Your agent should avoid making assumptions until they’ve obtained all of the necessary information. As you’re negotiating, it’s wise to ask the other party for more information and let them speak first, whenever possible. Asking questions is a great way to get a good feel for the other party’s negotiating style so you know what you’re up against.
A common mistake less experienced agents make is personally involving themselves in a transaction with their use of language. For example, instead of dismissing a buyer’s request by saying, “I don’t think that’s a fair request to make of my clients,” your agent should always defer to you by saying, “I appreciate you submitting your request; I’ll need to check with my clients about how they’d like to respond.”
As an agent, if I find myself up against a particularly forceful negotiator, I continue to ask questions and make sure I write everything down, so I can calmly and carefully review the information with my clients later. People who employ intimidation as a negotiating tactic tend to lay all their cards on the table, so when you step away from the discussion you can analyze the root cause of their ask and brainstorm how to approach it differently.
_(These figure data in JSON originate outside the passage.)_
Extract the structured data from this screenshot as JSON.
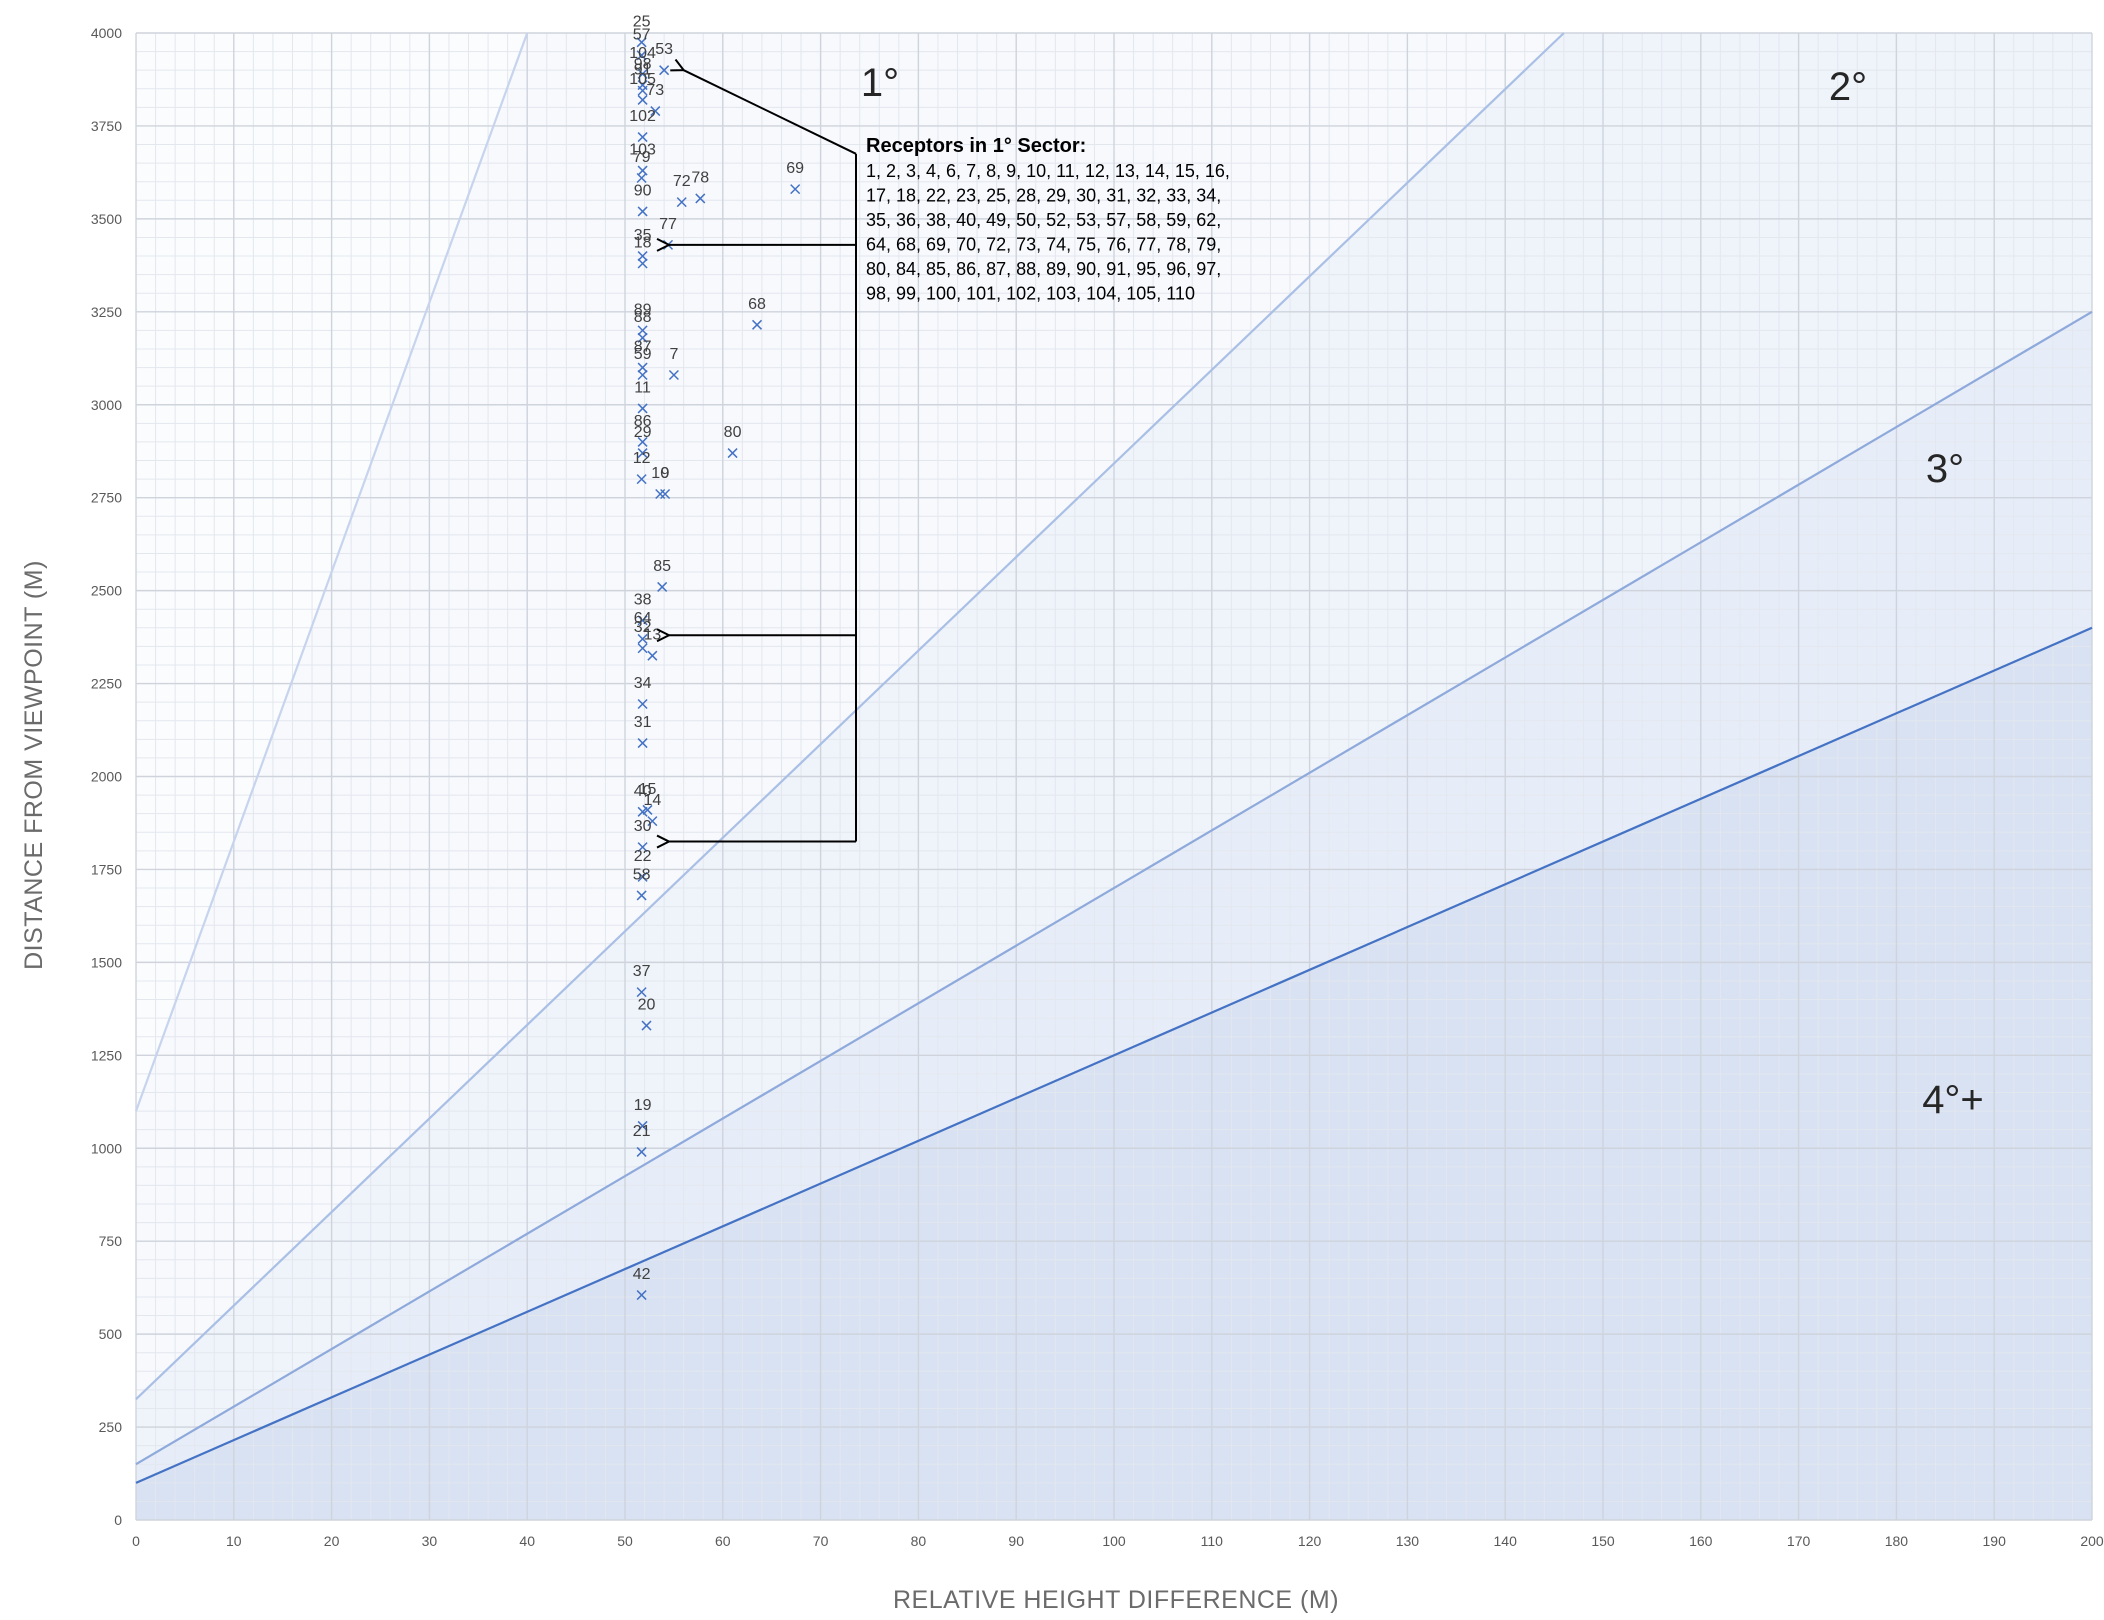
{
  "chart_data": {
    "type": "scatter",
    "title": "",
    "xlabel": "RELATIVE HEIGHT DIFFERENCE (M)",
    "ylabel": "DISTANCE FROM VIEWPOINT (M)",
    "xlim": [
      0,
      200
    ],
    "ylim": [
      0,
      4000
    ],
    "x_ticks": [
      0,
      10,
      20,
      30,
      40,
      50,
      60,
      70,
      80,
      90,
      100,
      110,
      120,
      130,
      140,
      150,
      160,
      170,
      180,
      190,
      200
    ],
    "y_ticks": [
      0,
      250,
      500,
      750,
      1000,
      1250,
      1500,
      1750,
      2000,
      2250,
      2500,
      2750,
      3000,
      3250,
      3500,
      3750,
      4000
    ],
    "grid": true,
    "marker": "x",
    "marker_color": "#4472c4",
    "points": [
      {
        "label": "25",
        "x": 51.7,
        "y": 3975
      },
      {
        "label": "57",
        "x": 51.7,
        "y": 3940
      },
      {
        "label": "53",
        "x": 54.0,
        "y": 3900
      },
      {
        "label": "104",
        "x": 51.8,
        "y": 3890
      },
      {
        "label": "98",
        "x": 51.8,
        "y": 3860
      },
      {
        "label": "91",
        "x": 51.8,
        "y": 3845
      },
      {
        "label": "73",
        "x": 53.1,
        "y": 3790
      },
      {
        "label": "105",
        "x": 51.8,
        "y": 3820
      },
      {
        "label": "102",
        "x": 51.8,
        "y": 3720
      },
      {
        "label": "103",
        "x": 51.8,
        "y": 3630
      },
      {
        "label": "79",
        "x": 51.7,
        "y": 3610
      },
      {
        "label": "72",
        "x": 55.8,
        "y": 3545
      },
      {
        "label": "78",
        "x": 57.7,
        "y": 3555
      },
      {
        "label": "69",
        "x": 67.4,
        "y": 3580
      },
      {
        "label": "90",
        "x": 51.8,
        "y": 3520
      },
      {
        "label": "77",
        "x": 54.4,
        "y": 3430
      },
      {
        "label": "35",
        "x": 51.8,
        "y": 3400
      },
      {
        "label": "18",
        "x": 51.8,
        "y": 3380
      },
      {
        "label": "68",
        "x": 63.5,
        "y": 3215
      },
      {
        "label": "89",
        "x": 51.8,
        "y": 3200
      },
      {
        "label": "88",
        "x": 51.8,
        "y": 3180
      },
      {
        "label": "87",
        "x": 51.8,
        "y": 3100
      },
      {
        "label": "59",
        "x": 51.8,
        "y": 3080
      },
      {
        "label": "7",
        "x": 55.0,
        "y": 3080
      },
      {
        "label": "11",
        "x": 51.8,
        "y": 2990
      },
      {
        "label": "80",
        "x": 61.0,
        "y": 2870
      },
      {
        "label": "86",
        "x": 51.8,
        "y": 2900
      },
      {
        "label": "29",
        "x": 51.8,
        "y": 2870
      },
      {
        "label": "12",
        "x": 51.7,
        "y": 2800
      },
      {
        "label": "10",
        "x": 53.6,
        "y": 2760
      },
      {
        "label": "9",
        "x": 54.1,
        "y": 2760
      },
      {
        "label": "85",
        "x": 53.8,
        "y": 2510
      },
      {
        "label": "38",
        "x": 51.8,
        "y": 2420
      },
      {
        "label": "64",
        "x": 51.8,
        "y": 2370
      },
      {
        "label": "32",
        "x": 51.8,
        "y": 2345
      },
      {
        "label": "13",
        "x": 52.8,
        "y": 2325
      },
      {
        "label": "34",
        "x": 51.8,
        "y": 2195
      },
      {
        "label": "31",
        "x": 51.8,
        "y": 2090
      },
      {
        "label": "40",
        "x": 51.8,
        "y": 1905
      },
      {
        "label": "15",
        "x": 52.3,
        "y": 1910
      },
      {
        "label": "14",
        "x": 52.8,
        "y": 1880
      },
      {
        "label": "30",
        "x": 51.8,
        "y": 1810
      },
      {
        "label": "22",
        "x": 51.8,
        "y": 1730
      },
      {
        "label": "58",
        "x": 51.7,
        "y": 1680
      },
      {
        "label": "37",
        "x": 51.7,
        "y": 1420
      },
      {
        "label": "20",
        "x": 52.2,
        "y": 1330
      },
      {
        "label": "19",
        "x": 51.8,
        "y": 1060
      },
      {
        "label": "21",
        "x": 51.7,
        "y": 990
      },
      {
        "label": "42",
        "x": 51.7,
        "y": 605
      }
    ],
    "sector_curves": [
      {
        "name": "1°",
        "x": [
          0,
          40
        ],
        "y": [
          1100,
          4000
        ],
        "color": "#c7d4ee",
        "fill_color": "#f7f9fd"
      },
      {
        "name": "2°",
        "x": [
          0,
          146
        ],
        "y": [
          325,
          4000
        ],
        "color": "#a9bfe5",
        "fill_color": "#eff3fa"
      },
      {
        "name": "3°",
        "x": [
          0,
          200
        ],
        "y": [
          150,
          3250
        ],
        "color": "#8ea9db",
        "fill_color": "#e7edf8"
      },
      {
        "name": "4°+",
        "x": [
          0,
          200
        ],
        "y": [
          100,
          2400
        ],
        "color": "#4472c4",
        "fill_color": "#d9e2f3"
      }
    ],
    "sector_labels": [
      "1°",
      "2°",
      "3°",
      "4°+"
    ],
    "annotation": {
      "title": "Receptors in 1° Sector:",
      "lines": [
        "1, 2, 3, 4, 6, 7, 8, 9, 10, 11, 12, 13, 14, 15, 16,",
        "17, 18, 22, 23, 25, 28, 29, 30, 31, 32, 33, 34,",
        "35, 36, 38, 40, 49, 50, 52, 53, 57, 58, 59, 62,",
        "64, 68, 69, 70, 72, 73, 74, 75, 76, 77, 78, 79,",
        "80, 84, 85, 86, 87, 88, 89, 90, 91, 95, 96, 97,",
        "98, 99, 100, 101, 102, 103, 104, 105, 110"
      ],
      "arrow_targets_y": [
        3900,
        3430,
        2380,
        1825
      ]
    }
  }
}
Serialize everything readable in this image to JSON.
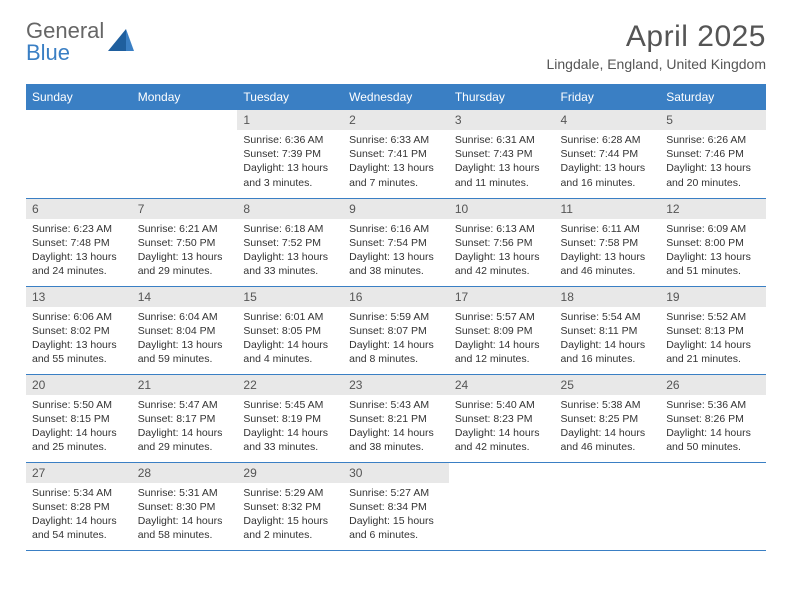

Remaining patient and inquisitive throughout heated negotiations can put you at a strong advantage.
Focus on the facts.
Everyone has a primary motivation when buying or selling a home. For some, it’s a time deadline. For others, it’s a fixed price or adequate space to build an accessory dwelling unit for their in-laws. Your agent should clearly understand the one parameter that matters most to you and prioritize that goal throughout negotiations.
In addition, establishing a timeline of important dates in advance can make the process feel more like a series of rational decisions as opposed to a laundry list of high-stakes judgment calls. Anticipation is always the hardest part of a transaction, so focusing on small, easy-to-accomplish tasks can keep you moving on the best path forward.
Work toward a mutually beneficial outcome.
The most important thing to remember when negotiating a real estate deal is that, by completing the transaction, both parties should ultimately get what they want. The old school “take all” style of negotiation simply doesn’t work anymore – especially in a balanced market. Instead of pitting sellers against buyers, agents should always steer negotiations toward a mutually beneficial result. Though the process may, at times, seem complicated, simple values like transparency, courtesy and helpfulness go a long way – and can be your best negotiating strategy.